O quarto capítulo, “Educação fundamental: momento de inserção ou de relativização”, trata da criança nos primeiros anos de escolarização, entendido como momento para inserção no grupo social da criança. Caon explica que é um período de socialização. “Deve realmente passar a fazer parte como membro de uma sociedade, para mais tarde ter um afastamento e uma posição mais crítica em relação a essa sociedade”. A idéia é mostrar que a criança não deve ser inserida em várias culturas ao mesmo tempo. “Se isso ocorre, na verdade, não é inserida em nenhuma. A criança fica sem referencial.” O filósofo norte-americano Richard Rorty serviu de base para investigar esta questão.
A tese de Caon se concentrou no primeiro ciclo do ensino fundamental porque, quando iniciou seu trabalho, o governo só havia publicado os PCNs desse período. Apesar disso, no segundo ciclo do fundamental, a construção de um referencial também é importante, segundo a pesquisadora, que também se fundamenta em Rorty para esta questão.
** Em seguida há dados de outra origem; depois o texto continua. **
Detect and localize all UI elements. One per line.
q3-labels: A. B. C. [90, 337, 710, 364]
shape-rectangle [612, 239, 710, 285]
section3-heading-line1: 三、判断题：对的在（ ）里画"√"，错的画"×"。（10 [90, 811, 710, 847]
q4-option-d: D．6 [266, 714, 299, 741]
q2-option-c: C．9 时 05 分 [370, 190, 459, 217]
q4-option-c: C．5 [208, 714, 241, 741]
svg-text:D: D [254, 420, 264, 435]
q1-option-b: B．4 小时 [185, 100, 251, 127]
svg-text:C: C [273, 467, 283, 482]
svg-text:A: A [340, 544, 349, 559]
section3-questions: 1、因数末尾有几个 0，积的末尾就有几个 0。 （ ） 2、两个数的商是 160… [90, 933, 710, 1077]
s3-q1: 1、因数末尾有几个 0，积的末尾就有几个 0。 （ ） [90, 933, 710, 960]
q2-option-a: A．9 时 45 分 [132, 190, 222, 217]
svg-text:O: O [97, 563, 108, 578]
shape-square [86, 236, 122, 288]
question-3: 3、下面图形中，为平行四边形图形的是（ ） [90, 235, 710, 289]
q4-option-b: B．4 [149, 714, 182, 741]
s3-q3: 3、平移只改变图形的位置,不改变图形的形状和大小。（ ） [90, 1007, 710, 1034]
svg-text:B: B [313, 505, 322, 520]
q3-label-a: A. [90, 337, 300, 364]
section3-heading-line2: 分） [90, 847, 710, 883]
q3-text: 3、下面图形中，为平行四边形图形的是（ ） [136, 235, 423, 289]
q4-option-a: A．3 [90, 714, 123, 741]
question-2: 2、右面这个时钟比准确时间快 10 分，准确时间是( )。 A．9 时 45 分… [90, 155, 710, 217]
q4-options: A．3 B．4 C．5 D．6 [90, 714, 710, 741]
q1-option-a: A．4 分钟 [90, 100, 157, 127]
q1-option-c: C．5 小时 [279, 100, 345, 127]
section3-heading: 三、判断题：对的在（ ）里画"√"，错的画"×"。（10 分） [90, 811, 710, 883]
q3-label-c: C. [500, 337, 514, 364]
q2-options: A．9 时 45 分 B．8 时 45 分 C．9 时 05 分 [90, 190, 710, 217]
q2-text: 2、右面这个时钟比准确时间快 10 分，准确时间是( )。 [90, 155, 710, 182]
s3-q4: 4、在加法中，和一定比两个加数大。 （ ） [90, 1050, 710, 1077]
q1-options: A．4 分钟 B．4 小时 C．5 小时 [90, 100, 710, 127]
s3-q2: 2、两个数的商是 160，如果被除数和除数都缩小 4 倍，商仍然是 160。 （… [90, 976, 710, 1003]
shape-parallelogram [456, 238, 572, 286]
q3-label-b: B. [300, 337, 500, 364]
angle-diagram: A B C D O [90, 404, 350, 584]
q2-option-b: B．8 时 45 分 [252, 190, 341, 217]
Sobre a “Força e a verdade dos símbolos culturais”, no quinto capítulo, Cláudia Caon fala da força das culturas, que se enfraquecem quando apresentadas uma do lado da outra para que uma seja escolhida. Seu estudo mostra que a cultura é um elemento forte que constitui o ser humano; e a educação relativista elimina essa força.
Uma alternativa a esses problemas levantados pelo estudo pode ser conferido no sexto capítulo, cujo título ficou “O conhecimento da própria cultura como fator de fortalecimento de laços”. A proposta consiste num aprofundamento dos valores da própria cultura. “Para favorecer o respeito por outros grupos, em vez de ir pelo ensino multicultural, é melhor ir pelo ensino ético, com os princípios de cada grupo”, defende.
Para sustentar essa proposta, Caon escolheu um grupo específico formado pela cultura judaica, que também foi abordado na sua dissertação de mestrado. Em função da escolha, a pesquisadora procurou algumas histórias exemplares sobre o relacionamento entre judeus e não-judeus. “Faço um trabalho de busca de princípios e histórias que mostram a obrigação de se respeitar todos os outros grupos. Então, não quer dizer que por estar mais inserido num grupo vai ser preconceituoso com relação aos outros”, justifica. O sétimo capítulo trata dessas questões, ressaltando valores como igualdade e tolerância.
“Como o ensino ético é muito baseado nas narrativas e nas histórias, analiso também o papel da narrativa na educação”, explica. Caon faz uma interpretação dessas histórias e um estudo sobre a força da narrativa na educação, além de examinar alguns aspectos dos PCNs de ética.
Nas considerações finais, Caon explica que o exercício feito com a cultura judaica poderia ser realizado com outras culturas, para encontrar histórias e princípios que favoreça o respeito e a igualdade com relação ao outro. “Ao invés de adotar essa postura dos PCNs, deve-se adotar o ensino da ética para atingir os mesmos objetivos”, conclui.
“Escola étnica e ensino multicultural: uma alternativa aos Parâmetros Curriculares Nacionais”, tese de doutorado de Cláudia Malbergier Caon. Orientação do prof. dr. Marcos Barbosa de Oliveira. Área de estudo: Filosofia da Educação. Defesa na Faculdade de Educação da USP, em 27 de outubro de 2000.